ATI LPN
PN ATI Capstone Maternal Newborn
1. A nurse is assessing a newborn and notes that the infant has yellow-tinged skin. Which of the following is the priority nursing action?
- A. Assess the infant's bilirubin levels
- B. Initiate phototherapy
- C. Monitor the infant's temperature
- D. Encourage breastfeeding
Correct answer: A
Rationale: Yellow-tinged skin (jaundice) in a newborn can indicate hyperbilirubinemia. The priority action is to assess the infant's bilirubin levels to determine the severity of the jaundice and the need for further interventions, such as phototherapy. Initiating phototherapy (choice B) is premature without knowing the actual bilirubin levels. Monitoring the infant's temperature (choice C) is important but not the priority in this situation. Encouraging breastfeeding (choice D) is beneficial but not the priority when dealing with jaundice in a newborn.
2. A nurse is caring for a patient who has been in a motor vehicle crash and has a minor traumatic brain injury (TBI). What finding should the nurse recognize as a complication and report to the provider?
- A. Hypertension
- B. Vomiting
- C. Drainage from the ear
- D. Unequal pupils
Correct answer: D
Rationale: Unequal pupils are a sign of increased intracranial pressure or worsening brain injury, indicating a serious complication that requires immediate medical attention. Hypertension, vomiting, and drainage from the ear are not typically associated with minor traumatic brain injury complications; therefore, they are not the priority findings to report to the provider.
3. A nurse is teaching the parents of a newborn how to care for their child's uncircumcised penis. Which of the following instructions should the nurse include?
- A. Retract the foreskin gently without force.
- B. Use a cotton swab to clean under the foreskin.
- C. Apply petroleum jelly to the foreskin.
- D. Wash the penis once a day with soap and water.
Correct answer: D
Rationale: The correct answer is to wash the penis once a day with soap and water. It is important to advise against forcefully retracting the foreskin as it can cause pain and injury. Using a cotton swab is not recommended as it can introduce foreign particles, and applying petroleum jelly is unnecessary and may lead to issues. Washing with soap and water is sufficient for hygiene without the need for additional products or manipulation of the foreskin.
4. A nurse is caring for a 7-month-old infant being treated for severe dehydration. Which finding indicates treatment has been effective?
- A. Skin turgor displays tenting
- B. Flat anterior fontanel
- C. Cool, mottled skin
- D. Hyperpnea
Correct answer: B
Rationale: A flat anterior fontanel indicates improved hydration in infants, as dehydration typically causes sunken fontanels.

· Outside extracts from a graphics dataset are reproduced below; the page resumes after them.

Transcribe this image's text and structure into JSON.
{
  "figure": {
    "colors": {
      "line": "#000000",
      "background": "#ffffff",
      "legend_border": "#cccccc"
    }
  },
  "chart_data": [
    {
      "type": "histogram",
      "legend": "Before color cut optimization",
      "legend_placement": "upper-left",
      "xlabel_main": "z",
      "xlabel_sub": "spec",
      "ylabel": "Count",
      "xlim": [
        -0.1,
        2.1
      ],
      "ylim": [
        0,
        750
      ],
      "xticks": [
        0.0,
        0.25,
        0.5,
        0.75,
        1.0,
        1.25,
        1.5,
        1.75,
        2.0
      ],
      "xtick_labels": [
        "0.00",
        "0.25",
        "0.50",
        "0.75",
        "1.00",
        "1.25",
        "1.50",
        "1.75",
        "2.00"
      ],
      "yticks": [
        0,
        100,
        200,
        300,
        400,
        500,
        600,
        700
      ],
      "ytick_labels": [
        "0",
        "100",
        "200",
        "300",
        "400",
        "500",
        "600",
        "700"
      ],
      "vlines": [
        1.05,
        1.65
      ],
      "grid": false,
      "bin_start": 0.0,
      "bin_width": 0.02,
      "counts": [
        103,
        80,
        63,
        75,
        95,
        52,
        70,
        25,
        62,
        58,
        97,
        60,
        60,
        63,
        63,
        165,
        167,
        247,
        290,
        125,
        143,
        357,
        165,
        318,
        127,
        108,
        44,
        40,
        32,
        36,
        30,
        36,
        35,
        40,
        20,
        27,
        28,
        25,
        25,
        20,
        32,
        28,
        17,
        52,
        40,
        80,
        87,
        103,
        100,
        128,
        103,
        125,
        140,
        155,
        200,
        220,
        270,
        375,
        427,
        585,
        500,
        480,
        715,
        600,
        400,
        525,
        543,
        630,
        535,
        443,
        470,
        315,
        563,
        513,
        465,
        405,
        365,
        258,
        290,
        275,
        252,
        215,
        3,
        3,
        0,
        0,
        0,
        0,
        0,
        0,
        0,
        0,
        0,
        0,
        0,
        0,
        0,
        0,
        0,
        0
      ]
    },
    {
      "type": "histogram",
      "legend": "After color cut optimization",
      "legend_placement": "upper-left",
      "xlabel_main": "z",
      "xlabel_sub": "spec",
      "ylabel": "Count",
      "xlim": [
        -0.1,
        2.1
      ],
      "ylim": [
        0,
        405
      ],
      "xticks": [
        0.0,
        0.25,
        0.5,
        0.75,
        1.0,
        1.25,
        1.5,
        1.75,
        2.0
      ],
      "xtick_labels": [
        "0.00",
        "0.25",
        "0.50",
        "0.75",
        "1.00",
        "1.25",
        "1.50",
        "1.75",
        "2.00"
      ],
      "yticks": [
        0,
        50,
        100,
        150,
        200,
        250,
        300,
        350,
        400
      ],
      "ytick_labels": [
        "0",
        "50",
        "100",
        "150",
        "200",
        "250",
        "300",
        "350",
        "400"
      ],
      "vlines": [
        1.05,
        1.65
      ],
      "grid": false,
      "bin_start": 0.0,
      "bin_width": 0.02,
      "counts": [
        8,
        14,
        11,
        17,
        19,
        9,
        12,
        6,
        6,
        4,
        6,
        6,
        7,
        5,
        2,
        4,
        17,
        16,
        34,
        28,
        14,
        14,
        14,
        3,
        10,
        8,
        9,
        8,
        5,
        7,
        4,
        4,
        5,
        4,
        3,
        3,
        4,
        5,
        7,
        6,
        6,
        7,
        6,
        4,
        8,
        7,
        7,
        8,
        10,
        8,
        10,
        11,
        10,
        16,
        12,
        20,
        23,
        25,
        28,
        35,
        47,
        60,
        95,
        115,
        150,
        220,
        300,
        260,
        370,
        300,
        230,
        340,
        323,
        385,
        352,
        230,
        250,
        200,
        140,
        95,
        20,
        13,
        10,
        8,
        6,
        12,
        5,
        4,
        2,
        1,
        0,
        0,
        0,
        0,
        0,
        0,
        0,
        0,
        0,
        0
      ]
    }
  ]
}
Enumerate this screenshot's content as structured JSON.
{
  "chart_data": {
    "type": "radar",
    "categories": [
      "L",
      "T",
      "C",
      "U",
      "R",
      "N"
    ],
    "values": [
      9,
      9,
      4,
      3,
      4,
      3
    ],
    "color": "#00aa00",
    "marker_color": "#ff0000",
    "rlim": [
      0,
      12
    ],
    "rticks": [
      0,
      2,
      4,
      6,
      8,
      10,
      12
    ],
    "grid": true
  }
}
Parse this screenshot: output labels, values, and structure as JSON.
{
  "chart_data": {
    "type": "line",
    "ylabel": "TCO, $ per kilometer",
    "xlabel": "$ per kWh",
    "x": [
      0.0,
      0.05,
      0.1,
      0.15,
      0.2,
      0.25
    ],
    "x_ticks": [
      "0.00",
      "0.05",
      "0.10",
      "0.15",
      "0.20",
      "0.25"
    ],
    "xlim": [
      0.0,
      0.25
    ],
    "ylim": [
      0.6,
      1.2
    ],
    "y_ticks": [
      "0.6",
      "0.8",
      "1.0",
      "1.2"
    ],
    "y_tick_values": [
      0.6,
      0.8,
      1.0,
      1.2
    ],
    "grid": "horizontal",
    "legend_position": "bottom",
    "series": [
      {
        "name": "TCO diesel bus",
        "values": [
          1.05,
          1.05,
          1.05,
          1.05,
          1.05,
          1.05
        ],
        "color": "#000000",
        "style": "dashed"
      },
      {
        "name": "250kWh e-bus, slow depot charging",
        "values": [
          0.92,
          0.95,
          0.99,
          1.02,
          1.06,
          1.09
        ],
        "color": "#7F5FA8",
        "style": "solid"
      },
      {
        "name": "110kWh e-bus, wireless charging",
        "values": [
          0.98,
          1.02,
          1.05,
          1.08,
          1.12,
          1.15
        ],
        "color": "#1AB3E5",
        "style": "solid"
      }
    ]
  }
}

5. A nurse is preparing to perform a routine abdominal assessment for a client. Which action should the nurse take?
- A. Perform palpation before auscultation
- B. Perform percussion before auscultation
- C. Perform palpation after auscultation
- D. Perform inspection after auscultation
Correct answer: C
Rationale: The correct answer is C: Perform palpation after auscultation. When conducting an abdominal assessment, the correct sequence is inspection, auscultation, percussion, and then palpation. Inspecting the abdomen allows the nurse to observe any visible abnormalities, followed by listening for bowel sounds during auscultation. Percussion helps assess the density of abdominal contents before palpation for tenderness, masses, or organ enlargement. Choices A, B, and D are incorrect because palpation should always come last in the sequence of an abdominal assessment.